La crise financière qui a suivi a mis en évidence les faiblesses de ce modèle. « Nous avons consacré beaucoup trop de temps à la recherche de financements et trop peu à développer notre activité », regrette-t-il.
L’expérience de 24SevenOffice en Suède, où l’entreprise a été cotée en bourse par la suite, a été radicalement différente. Rustad a découvert un environnement d’investisseurs beaucoup plus réceptif. « Il y a peut-être 20 fois plus d’investisseurs spécialisés dans la technologie dans ce pays », estime-t-il. En Suède, la valorisation de l’entreprise a également été jugée plus conforme aux normes internationales, atteignant environ 3,5 milliards de NOK à son apogée. Selon Rustad, il ne s’agissait pas d’un optimisme excessif, mais d’une compréhension des modèles SaaS (Software as a Service) et de leurs revenus récurrents. « Lorsque vous avez des abonnements en place, c’est extrêmement précieux », souligne-t-il.
En 2017, Rustad a déménagé à New York pour se concentrer sur le développement international. Ce qui l’a le plus frappé n’a pas été le montant de l’argent disponible, mais la culture. « Aux États-Unis, il existe une culture du ‘pay it forward’ (rendre la pareille) », explique-t-il. Il décrit un monde où les gens mettent activement leurs réseaux à la disposition des autres. « Il n’y a pas eu une seule réunion sans que quelqu’un ne me dise : ‘Tu dois parler à cette personne’, et ensuite, cette personne m’appelait. » L’effet a été spectaculaire : « En trois ans, j’ai rencontré environ 3 000 personnes. »

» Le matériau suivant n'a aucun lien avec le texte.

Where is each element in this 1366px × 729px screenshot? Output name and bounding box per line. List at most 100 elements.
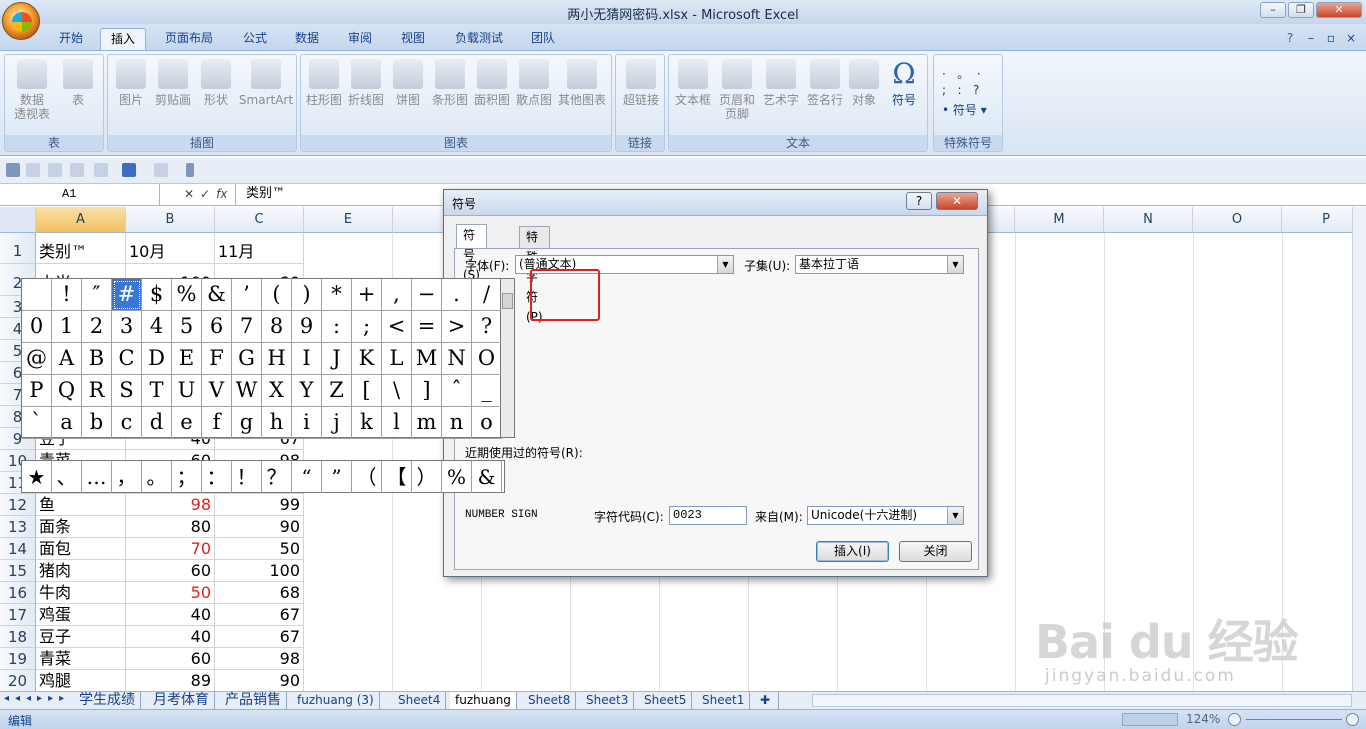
cell-a[interactable]: 类别™ <box>36 233 126 264</box>
col-header-a[interactable]: A <box>36 207 126 233</box>
symbol-cell[interactable]: J <box>322 343 352 375</box>
symbol-cell[interactable]: h <box>262 407 292 439</box>
recent-symbol-cell[interactable]: 。 <box>142 461 172 493</box>
cell-c[interactable]: 68 <box>215 582 304 604</box>
symbol-cell[interactable]: W <box>232 375 262 407</box>
col-header-b[interactable]: B <box>126 207 215 233</box>
print-preview-icon[interactable] <box>48 163 62 177</box>
col-header-c[interactable]: C <box>215 207 304 233</box>
cell-c[interactable]: 99 <box>215 494 304 516</box>
symbol-cell[interactable]: I <box>292 343 322 375</box>
recent-symbol-cell[interactable]: … <box>82 461 112 493</box>
symbol-cell[interactable]: l <box>382 407 412 439</box>
row-header[interactable]: 20 <box>0 670 36 691</box>
symbol-cell[interactable]: k <box>352 407 382 439</box>
row-header[interactable]: 1 <box>0 233 36 264</box>
recent-symbol-cell[interactable]: ！ <box>232 461 262 493</box>
symbol-cell[interactable]: : <box>322 311 352 343</box>
symbol-cell[interactable]: 5 <box>172 311 202 343</box>
recent-symbol-cell[interactable]: “ <box>292 461 322 493</box>
cell-b[interactable]: 50 <box>126 582 215 604</box>
symbol-cell[interactable]: 3 <box>112 311 142 343</box>
tab-review[interactable]: 审阅 <box>337 28 383 50</box>
scatter-chart-button[interactable]: 散点图 <box>513 57 555 107</box>
symbol-cell[interactable]: m <box>412 407 442 439</box>
symbol-cell[interactable]: Z <box>322 375 352 407</box>
other-charts-button[interactable]: 其他图表 <box>555 57 609 107</box>
row-header[interactable]: 12 <box>0 494 36 516</box>
symbol-cell[interactable]: G <box>232 343 262 375</box>
select-all-corner[interactable] <box>0 207 36 233</box>
symbol-cell[interactable]: ˆ <box>442 375 472 407</box>
symbol-cell[interactable]: , <box>382 279 412 311</box>
recent-symbol-cell[interactable]: ” <box>322 461 352 493</box>
symbol-cell[interactable]: d <box>142 407 172 439</box>
cell-b[interactable]: 60 <box>126 648 215 670</box>
cell-b[interactable]: 80 <box>126 516 215 538</box>
special-symbols-row1[interactable]: · 。 · <box>942 65 981 82</box>
formula-buttons[interactable]: ✕✓fx <box>162 184 236 205</box>
symbol-cell[interactable]: 8 <box>262 311 292 343</box>
symbol-cell[interactable]: i <box>292 407 322 439</box>
symbol-cell[interactable]: ˋ <box>22 407 52 439</box>
symbol-cell[interactable]: g <box>232 407 262 439</box>
sheet-tab[interactable]: 学生成绩 <box>74 692 141 709</box>
sheet-nav-arrows[interactable]: ◂◂◂▸▸▸ <box>4 693 70 704</box>
symbol-cell[interactable]: ) <box>292 279 322 311</box>
row-header[interactable]: 17 <box>0 604 36 626</box>
cell-a[interactable]: 鸡腿 <box>36 670 126 691</box>
dialog-help-button[interactable]: ? <box>906 192 932 210</box>
symbol-cell[interactable]: A <box>52 343 82 375</box>
cell-c[interactable]: 100 <box>215 560 304 582</box>
dialog-close-icon[interactable]: ✕ <box>936 192 978 210</box>
recent-symbols[interactable]: ★、…，。；：！？ “” （【）% & <box>21 460 505 493</box>
fx-icon[interactable]: fx <box>216 187 227 201</box>
insert-button[interactable]: 插入(I) <box>816 541 889 562</box>
cell-a[interactable]: 鱼 <box>36 494 126 516</box>
cell-b[interactable]: 70 <box>126 538 215 560</box>
symbol-cell[interactable]: \ <box>382 375 412 407</box>
format-icon[interactable] <box>94 163 108 177</box>
cell-a[interactable]: 牛肉 <box>36 582 126 604</box>
symbol-grid-scrollbar[interactable] <box>501 278 515 438</box>
symbol-cell[interactable]: 4 <box>142 311 172 343</box>
cell-b[interactable]: 98 <box>126 494 215 516</box>
sheet-tab[interactable]: Sheet8 <box>523 692 577 709</box>
header-footer-button[interactable]: 页眉和 页脚 <box>715 57 759 121</box>
symbol-cell[interactable]: M <box>412 343 442 375</box>
recent-symbol-cell[interactable]: ； <box>172 461 202 493</box>
signature-line-button[interactable]: 签名行 <box>803 57 847 107</box>
symbol-cell[interactable]: 9 <box>292 311 322 343</box>
symbol-cell[interactable]: & <box>202 279 232 311</box>
close-button[interactable]: 关闭 <box>899 541 972 562</box>
tab-formulas[interactable]: 公式 <box>232 28 278 50</box>
redo-icon[interactable] <box>154 163 168 177</box>
symbol-button[interactable]: Ω 符号 <box>883 57 925 108</box>
tab-home[interactable]: 开始 <box>48 28 94 50</box>
zoom-out-icon[interactable] <box>1228 713 1241 726</box>
symbol-cell[interactable]: < <box>382 311 412 343</box>
tab-view[interactable]: 视图 <box>390 28 436 50</box>
sheet-tab[interactable]: Sheet1 <box>697 692 751 709</box>
symbol-cell[interactable]: = <box>412 311 442 343</box>
cell-c[interactable]: 98 <box>215 648 304 670</box>
view-buttons[interactable] <box>1122 713 1178 726</box>
pie-chart-button[interactable]: 饼图 <box>389 57 427 107</box>
symbol-cell[interactable]: % <box>172 279 202 311</box>
symbol-cell[interactable]: N <box>442 343 472 375</box>
save-icon[interactable] <box>6 163 20 177</box>
cell-a[interactable]: 猪肉 <box>36 560 126 582</box>
tab-special-characters[interactable]: 特殊字符(P) <box>519 226 550 324</box>
shapes-button[interactable]: 形状 <box>196 57 236 107</box>
cell-b[interactable]: 40 <box>126 604 215 626</box>
symbol-cell[interactable]: 6 <box>202 311 232 343</box>
cell-c[interactable]: 67 <box>215 604 304 626</box>
cell-a[interactable]: 青菜 <box>36 648 126 670</box>
cell-b[interactable]: 89 <box>126 670 215 691</box>
recent-symbol-cell[interactable]: 、 <box>52 461 82 493</box>
office-button[interactable] <box>2 2 40 40</box>
bar-chart-button[interactable]: 条形图 <box>429 57 471 107</box>
recent-symbol-cell[interactable]: ？ <box>262 461 292 493</box>
sheet-tab-active[interactable]: fuzhuang <box>450 692 517 709</box>
char-code-input[interactable]: 0023 <box>669 506 747 525</box>
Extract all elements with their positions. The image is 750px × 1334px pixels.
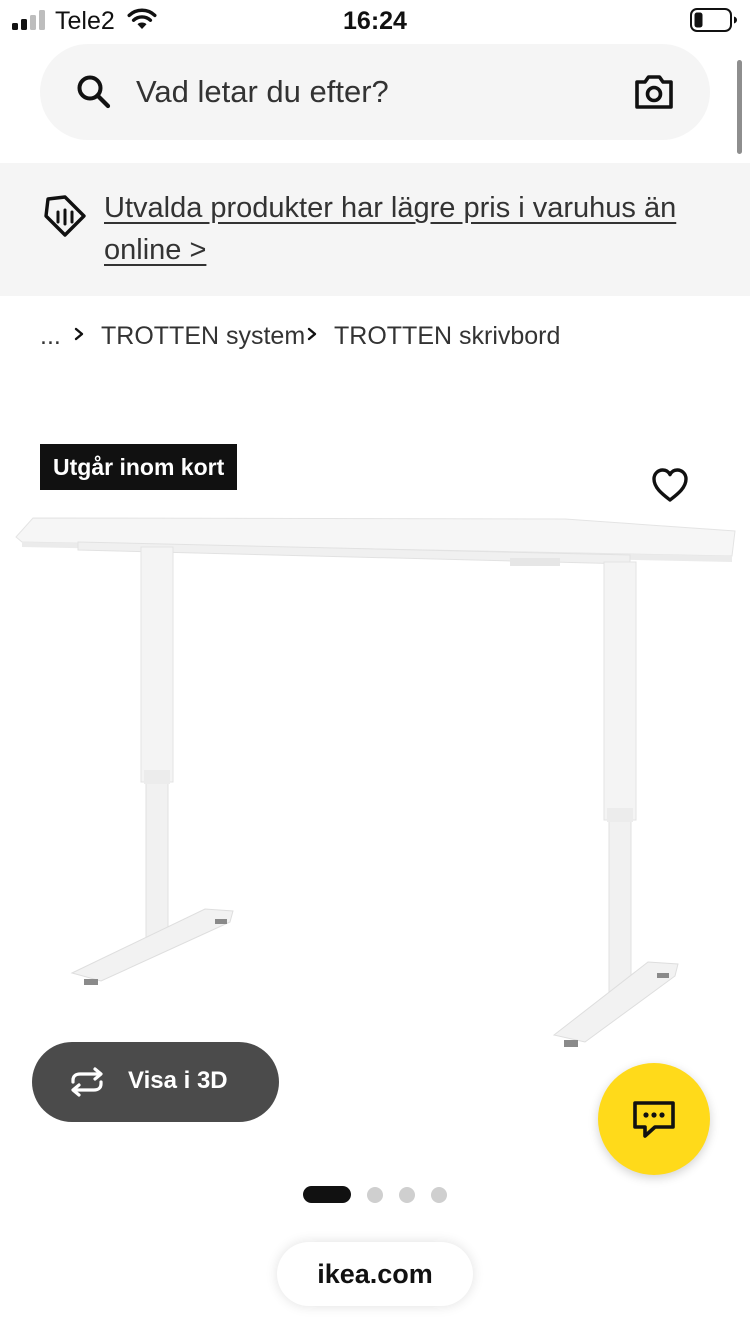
price-tag-icon bbox=[44, 195, 86, 237]
carousel-dot[interactable] bbox=[431, 1187, 447, 1203]
search-bar[interactable] bbox=[40, 44, 710, 140]
view-in-3d-button[interactable]: Visa i 3D bbox=[32, 1042, 279, 1122]
carousel-indicator bbox=[303, 1186, 463, 1204]
discontinued-badge: Utgår inom kort bbox=[40, 444, 238, 490]
product-image[interactable] bbox=[0, 500, 750, 1060]
rotate-3d-icon bbox=[71, 1067, 103, 1097]
view-in-3d-label: Visa i 3D bbox=[128, 1067, 228, 1094]
breadcrumb-ellipsis[interactable]: ... bbox=[40, 322, 61, 351]
chat-button[interactable] bbox=[598, 1063, 710, 1175]
battery-icon bbox=[690, 8, 737, 32]
status-bar: Tele2 16:24 bbox=[0, 0, 750, 40]
carousel-dot[interactable] bbox=[399, 1187, 415, 1203]
promo-banner: Utvalda produkter har lägre pris i varuh… bbox=[0, 163, 750, 296]
chevron-right-icon bbox=[74, 327, 84, 341]
search-icon[interactable] bbox=[76, 74, 112, 110]
search-input[interactable] bbox=[136, 68, 606, 116]
carousel-dot[interactable] bbox=[367, 1187, 383, 1203]
clock: 16:24 bbox=[343, 7, 407, 35]
browser-url-bar[interactable]: ikea.com bbox=[277, 1242, 473, 1306]
breadcrumb-item-trotten-skrivbord[interactable]: TROTTEN skrivbord bbox=[334, 322, 560, 351]
chat-icon bbox=[633, 1101, 675, 1138]
promo-link[interactable]: Utvalda produkter har lägre pris i varuh… bbox=[104, 187, 724, 271]
breadcrumb-item-trotten-system[interactable]: TROTTEN system bbox=[101, 322, 305, 351]
heart-icon[interactable] bbox=[646, 460, 694, 508]
camera-icon[interactable] bbox=[634, 74, 674, 110]
page-scrollbar[interactable] bbox=[737, 60, 742, 154]
chevron-right-icon bbox=[307, 327, 317, 341]
carousel-dot-active[interactable] bbox=[303, 1186, 351, 1203]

Grâce à ce réseau américain, 24SevenOffice a pu accéder à des investisseurs qui comprenaient à la fois la technologie et les délais de retour sur investissement. « Nous avons finalement trouvé un investisseur solide qui nous a prêté 250 millions de NOK et investi 150 millions de NOK », se réjouit-il. Pour Rustad, cela illustre un principe fondamental : « Le capital suit les réseaux, et les réseaux suivent la culture. »
Rustad estime que la Norvège n’a jamais réussi à construire un écosystème fonctionnel pour les entrepreneurs technologiques. « Le terme ‘fondateur’ était encore peu connu lorsque nous avons commencé », observe-t-il. Il y avait peu d’investisseurs providentiels, peu de capital-risque et une compréhension limitée des entreprises technologiques. « Le talent ne manquait pas. Nous étions à la pointe de la technologie », insiste-t-il. Le problème était structurel : « Personne ne pouvait prendre le risque avec nous. »
Au fil du temps, les différences se sont creusées au lieu de se réduire. « Nous constatons désormais que les entrepreneurs et les investisseurs quittent le pays », déplore Rustad. Selon lui, cela ne fait qu’aggraver la situation pour ceux qui restent. « Lorsque l’environnement financier s’affaiblit, le risque devient plus élevé pour quiconque envisage d’investir. » Le résultat, selon lui, est un cercle vicieux : « Moins d’investisseurs entraînent moins de tours de table, ce qui augmente le risque et incite davantage de personnes à partir. »
Rustad conclut en soulignant une question essentielle : « Combien d’entreprises qui auraient pu être créées en Norvège ont été construites ailleurs ? » Pour lui, la réponse est claire : « Si j’avais commencé aux États-Unis dès le début, nous aurions atteint une taille complètement différente. » La différence, souligne-t-il, ne réside pas dans les capacités, mais dans l’environnement.